Eserin tam ortasındaki en can alıcı noktası Tanrı’nın parmağının Adem’in parmağı ile birleşmek üzere olduğu noktadır. Sağdan sola doğru yaklaşan figürleri soldaki Adem’le birleştiren bu nokta resmin odağına yerleştirilmiştir. Tanrı Adem’e doğru ilerlemekte ve ileri uzattığı parmağı ile Adem’in parmağına dokunmak üzeredir. Adem’in hafif bükük bileği ve cansızca düşmüş parmakları ile Tanrı’nın kasılmış güçlü parmakları birbirine zıtlık oluşturur. Hatırlayan varsa Nokia’nın açılış resmi de bir ara bu idi.

Buradaki ayrıntıyı 500 yıl sonra bir doktor fark eder. Evet Sistine Şapel’inin tam merkezine yapılan Tanrı resmi aslında bir beyin kesiti idi. Ve bu remin yapıldığı dönemde bunun ayrıntılarının bu kadar ince olarak resmedilmesi gerçek bir ustalık belirtisi idi.

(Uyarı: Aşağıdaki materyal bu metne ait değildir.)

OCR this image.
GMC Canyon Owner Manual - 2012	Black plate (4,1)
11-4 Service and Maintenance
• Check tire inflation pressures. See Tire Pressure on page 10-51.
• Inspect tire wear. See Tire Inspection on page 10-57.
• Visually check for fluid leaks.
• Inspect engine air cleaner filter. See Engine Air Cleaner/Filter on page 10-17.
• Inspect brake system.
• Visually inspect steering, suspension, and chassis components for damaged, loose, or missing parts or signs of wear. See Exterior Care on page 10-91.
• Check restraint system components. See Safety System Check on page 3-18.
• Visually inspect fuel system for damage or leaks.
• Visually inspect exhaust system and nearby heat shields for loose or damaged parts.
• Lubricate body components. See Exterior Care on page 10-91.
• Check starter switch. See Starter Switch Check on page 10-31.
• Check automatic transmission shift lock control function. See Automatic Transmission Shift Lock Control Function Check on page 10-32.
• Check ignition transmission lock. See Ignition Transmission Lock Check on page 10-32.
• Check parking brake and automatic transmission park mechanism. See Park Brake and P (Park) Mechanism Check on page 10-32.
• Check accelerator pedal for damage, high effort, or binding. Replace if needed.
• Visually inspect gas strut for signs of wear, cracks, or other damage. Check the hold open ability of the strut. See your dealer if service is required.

Peki olay sadece bu muydu? Tanrının insan olarak resmedilmesi bir yana, Tanrı bütünün beyin olarak resmedilmesi ne ifade edebilirdi? Hem de Katolik inancının tam merkezinde yer alması?

Cevap basit…

Michalengelo bize İnsan – Tanrı ilişkisi hakkındaki çok basit bir gerçeği fısıldıyor:

Tanrı biziz, Tanrı bizim beynimizde yarattığımız bir olgudur.